SANAT YAPILARI
Çamlıhemşin
ve Hemşin çevrelerinde /bölümünde mimarinin en çok çeşitlilik gösteren ve
kentten kırsala kadar her yerde bolca örneklerine rastlanan daha geniş bir
çevrede görülebilen sanat yapılarıdır.
Hemşin Konakları tanıtmaya çalıştığımız kırsal mimari örneklerine de kentten
köye her yerde rastlamak mümkündür. Sanat yapıları da,kullanım amaçlarına göre
birkaç özellikte gruplanabilmektedir.
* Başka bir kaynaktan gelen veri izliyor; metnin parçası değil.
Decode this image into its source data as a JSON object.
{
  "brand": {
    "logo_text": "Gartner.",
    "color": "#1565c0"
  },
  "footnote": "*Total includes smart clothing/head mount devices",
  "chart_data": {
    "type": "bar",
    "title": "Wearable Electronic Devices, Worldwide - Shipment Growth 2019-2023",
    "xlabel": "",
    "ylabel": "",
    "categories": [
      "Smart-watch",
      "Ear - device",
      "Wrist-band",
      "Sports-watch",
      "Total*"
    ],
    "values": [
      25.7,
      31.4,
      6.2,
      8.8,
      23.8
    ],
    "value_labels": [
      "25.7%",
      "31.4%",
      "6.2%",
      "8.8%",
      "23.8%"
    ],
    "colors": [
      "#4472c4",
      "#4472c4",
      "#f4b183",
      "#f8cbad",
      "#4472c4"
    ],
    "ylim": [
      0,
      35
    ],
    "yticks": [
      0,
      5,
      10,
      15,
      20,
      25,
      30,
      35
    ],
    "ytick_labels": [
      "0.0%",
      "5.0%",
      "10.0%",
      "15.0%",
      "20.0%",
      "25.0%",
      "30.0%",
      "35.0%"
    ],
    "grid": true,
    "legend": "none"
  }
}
Bunlar:Dini yapılar; Cami ve medreseler, kitabeler,Çeşmeler –Diğer
yapılar ; Kaleler ve Taş Kemer
Köprüler’dir.
Camiiler ve Türbeler;
Bölgedeki
camilerin ilçelerin merkezlerinde
olanları genellikle klasik Osmanlı Mimarisini yansıtmakla beraber, köylerdeki
camiler daha çok yöresel özellik göstermekle beraber her iki türün de ortak
yanları; duvarları taş yapı, iç mekanları ise ahşap olmasıdır. Camiler
yapılırken konut mimarisinin genel özellikleri esas alınmıştır. Yapı malzemesi
olarak ahşap ve taş malzeme kullanılmıştır. Çivisiz ahşap yığma tarzda
görülmeye değer nadide örnekler de vardır. (Hemşin’deki Bilen Köyü Camisi gibi)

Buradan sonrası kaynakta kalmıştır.